N.Y.
Public Authorities Law Section 1210-A
Flexible benefits program
1.
For purposes of this section, the following terms shall have the following meanings:a.
“Code” shall mean the United States internal revenue code of nineteen hundred eighty-six, as amended, and regulations promulgated thereunder.b.
“Authority” shall mean (1) the New York city transit authority, (2) the Manhattan and Bronx surface transit operating authority, or(3)
the Staten Island rapid transit operating authority.c.
“Employee” shall mean any officer or employee of any of the entities set forth in paragraph c of this subdivision who is not eligible to receive benefits from the New York city employee benefits program. For purposes of this section, an independent contractor shall not be considered an employee.d.
“Flexible benefits program” shall mean the program established pursuant to this section, qualifying as a cafeteria plan as defined in section one hundred twenty-five of the code or any successor section thereto providing similar benefits, and provided as a part of an employee benefits program administered by the authority.e.
“Program administrator” shall mean that agent, as determined by the authority, responsible for the maintenance and management of the flexible benefits program as authorized in subdivision two of this section.2.
The authority is authorized to establish and implement a flexible benefits program for its employees who are not eligible to receive benefits from the New York city employee benefits program, consistent with applicable provisions of the code. It may enter into agreements with persons or entities to act as program administrators of the flexible benefits program. It shall establish regulations for the appropriate administration of such flexible benefits program.3.
At the request of an employee, the chief fiscal officer of the authority, or the officer responsible for the administration of the authority’s payroll, shall, by payroll deduction, adjust the payment of the compensation of such employee as provided in a written statement by the employee in connection with the establishment and maintenance of the flexible benefits program as authorized by subdivision two of this section, and shall transfer the amount so adjusted to the authorized program administrator.4.

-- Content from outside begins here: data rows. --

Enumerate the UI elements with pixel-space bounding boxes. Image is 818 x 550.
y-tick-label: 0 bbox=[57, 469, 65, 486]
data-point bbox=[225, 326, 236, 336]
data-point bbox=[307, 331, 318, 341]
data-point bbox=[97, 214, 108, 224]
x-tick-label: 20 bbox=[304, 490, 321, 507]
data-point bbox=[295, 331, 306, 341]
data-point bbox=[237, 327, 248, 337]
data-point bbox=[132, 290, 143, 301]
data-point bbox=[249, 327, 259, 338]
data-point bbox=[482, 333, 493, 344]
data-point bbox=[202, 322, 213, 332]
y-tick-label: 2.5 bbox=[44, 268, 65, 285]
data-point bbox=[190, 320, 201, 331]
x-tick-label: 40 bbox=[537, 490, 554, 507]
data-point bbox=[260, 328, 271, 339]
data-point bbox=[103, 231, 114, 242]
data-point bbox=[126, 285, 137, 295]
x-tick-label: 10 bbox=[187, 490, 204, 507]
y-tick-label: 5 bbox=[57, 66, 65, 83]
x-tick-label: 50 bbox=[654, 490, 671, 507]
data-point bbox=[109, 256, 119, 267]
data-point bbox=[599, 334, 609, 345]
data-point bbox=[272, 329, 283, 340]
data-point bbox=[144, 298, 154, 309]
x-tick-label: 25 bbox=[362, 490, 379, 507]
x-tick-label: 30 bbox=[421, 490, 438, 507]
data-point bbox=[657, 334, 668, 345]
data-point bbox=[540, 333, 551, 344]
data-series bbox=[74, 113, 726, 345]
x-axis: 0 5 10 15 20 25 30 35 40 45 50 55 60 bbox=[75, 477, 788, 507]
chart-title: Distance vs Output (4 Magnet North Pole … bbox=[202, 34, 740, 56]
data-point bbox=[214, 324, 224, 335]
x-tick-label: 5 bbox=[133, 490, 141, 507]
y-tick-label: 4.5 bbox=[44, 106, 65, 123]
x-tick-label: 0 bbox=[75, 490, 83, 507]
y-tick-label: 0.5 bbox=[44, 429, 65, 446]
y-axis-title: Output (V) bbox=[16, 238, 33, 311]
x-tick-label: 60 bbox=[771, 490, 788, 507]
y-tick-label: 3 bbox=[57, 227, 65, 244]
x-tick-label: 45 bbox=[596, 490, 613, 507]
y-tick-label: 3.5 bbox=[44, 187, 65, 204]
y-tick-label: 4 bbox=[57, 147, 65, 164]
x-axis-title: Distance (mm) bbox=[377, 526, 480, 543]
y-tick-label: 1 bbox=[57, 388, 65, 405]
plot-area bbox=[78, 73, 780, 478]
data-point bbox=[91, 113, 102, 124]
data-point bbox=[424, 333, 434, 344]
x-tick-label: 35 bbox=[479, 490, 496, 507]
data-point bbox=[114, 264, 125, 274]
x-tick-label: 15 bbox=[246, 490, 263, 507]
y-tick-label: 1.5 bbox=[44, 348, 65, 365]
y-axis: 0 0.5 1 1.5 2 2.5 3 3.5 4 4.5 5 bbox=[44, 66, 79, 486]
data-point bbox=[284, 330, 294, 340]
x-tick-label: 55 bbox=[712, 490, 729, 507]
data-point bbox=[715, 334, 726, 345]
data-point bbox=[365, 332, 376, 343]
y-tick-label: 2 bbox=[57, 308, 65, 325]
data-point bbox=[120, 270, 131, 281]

Moneys held for employees in any accounts established pursuant to the flexible benefits program, as authorized in subdivision two of this section, shall be held by the program administrator as agent for the participating employee, shall be accounted for separately and shall remain the property of the authority to the extent required by the code. Notwithstanding any law to the contrary, moneys may be paid out of such accounts without any appropriation by law. Any unexpended balances in such accounts at the end of a plan year as that term is defined by the United States internal revenue service shall be returned to the control of the authority to the extent required by the code.5.
To the extent permitted by the code, any salary deduction or deferral to an employee under the flexible benefits program established pursuant to this section shall be considered part of such employee’s annual compensation for the purpose of computing pension contributions and retirement benefits by any retirement system or plan to which the authority contributes on behalf of said employee. However, this subdivision shall in no way be construed to supersede the provisions of sections four hundred thirty-one, five hundred twelve and six hundred eight of the retirement and social security law or any other similar provision of law which limits the salary base for computing retirement benefits payable by a public retirement system.
Source:
Section 1210-A — Flexible benefits program, https://www.nysenate.gov/legislation/laws/PBA/1210-A
(updated Sep. 22, 2014; accessed Oct. 26, 2024).